The four-week ad cycle, dubbed by his campaign the "earliest ever" major media buy in presidential history, will be the first installment of $10 million that Forbes plans to spend on advertising through the summer.
Sources close to the multimillionaire said he was taking a page from President Clinton's 1996 playbook by trying to get his message across early in hopes of defining the campaign agenda.
The ads, to run nationwide on cable television stations, conservative radio programs, the newspaper USA Today and local papers in Iowa, New Hampshire and Nebraska, feature an upbeat Forbes presenting himself as "an outsider," who, as one ad puts it, "is not a part of the political process, who's not caught up in the day-to-day give-and-take of compromise with special interests."
The full-page newspaper ad notes that Forbes's personal wealth gives him a degree of independence unmatched by his rivals, and the $2 million is also more money than any of his GOP rivals raised in the first quarter of 1999 except Texas Gov. George W. Bush.
Negative ads by Forbes caused eventual Republican presidential nominee Robert J. Dole a lot of trouble during the primary campaign in 1996, but this year's opening salvo of seven television ads simply lays out Forbes's general positions in favor of a flat tax and individual retirement accounts and introduces Forbes as an outsider capable of providing America with a "moral compass."
New York Mayor Rudolph W. Giuliani (R), contemplating a Senate race, had some fun at the expense of Hillary Rodham Clinton, who is looking at the same Senate race.
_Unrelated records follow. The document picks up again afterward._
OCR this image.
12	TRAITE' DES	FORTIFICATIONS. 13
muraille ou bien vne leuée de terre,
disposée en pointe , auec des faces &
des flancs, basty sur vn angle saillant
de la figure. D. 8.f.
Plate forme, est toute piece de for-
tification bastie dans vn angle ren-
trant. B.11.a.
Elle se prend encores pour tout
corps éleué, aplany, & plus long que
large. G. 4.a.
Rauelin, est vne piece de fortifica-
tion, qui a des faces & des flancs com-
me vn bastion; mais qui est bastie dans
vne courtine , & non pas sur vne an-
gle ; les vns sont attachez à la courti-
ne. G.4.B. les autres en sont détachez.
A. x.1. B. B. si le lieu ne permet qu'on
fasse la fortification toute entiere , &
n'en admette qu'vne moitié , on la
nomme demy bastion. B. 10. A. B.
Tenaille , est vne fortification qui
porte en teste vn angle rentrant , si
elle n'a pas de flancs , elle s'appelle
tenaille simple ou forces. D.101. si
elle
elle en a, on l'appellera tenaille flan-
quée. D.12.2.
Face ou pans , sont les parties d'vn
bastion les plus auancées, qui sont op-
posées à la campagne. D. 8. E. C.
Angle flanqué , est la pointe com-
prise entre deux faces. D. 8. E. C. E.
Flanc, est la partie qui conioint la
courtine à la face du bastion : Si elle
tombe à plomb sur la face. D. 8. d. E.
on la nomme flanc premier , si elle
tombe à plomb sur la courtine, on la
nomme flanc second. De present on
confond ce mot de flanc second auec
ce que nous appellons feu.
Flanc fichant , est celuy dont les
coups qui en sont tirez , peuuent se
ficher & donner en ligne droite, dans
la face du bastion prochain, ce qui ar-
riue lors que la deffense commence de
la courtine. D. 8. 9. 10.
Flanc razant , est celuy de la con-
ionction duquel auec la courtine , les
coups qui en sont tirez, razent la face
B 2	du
Giuliani, who has a penchant for dressing in costume--he wore a dress and wig on "Saturday Night Live"--donned a red Arkansas jacket and cap and announced he was headed to Little Rock:
"I'm going to say, 'I've never lived in Arkansas, I've never worked in Arkansas, I've never been to Arkansas, but I love Arkansas,' " he said to 1,700 supporters at a New York city fund-raiser. " 'In fact, I love it so much I'm going to be running for the Senate. And do you know how I'm going to prepare for it? I'm going to come here and take a vacation, in Arkansas.' "
Garry Mauro, the Texas Railroad Commission member who ran against Gov. George W. Bush last year and lost in a landslide, acknowledged that his presidential choice, Vice President Gore, is trailing Bush badly in Texas.
"Gore's expectations, as a result, are way down here, while Bush's are way up here," Mauro told a reporter. Bush has "nowhere to go but down. I'd rather be where we are than where he is."
Staff writer David Von Drehle contributed to this report.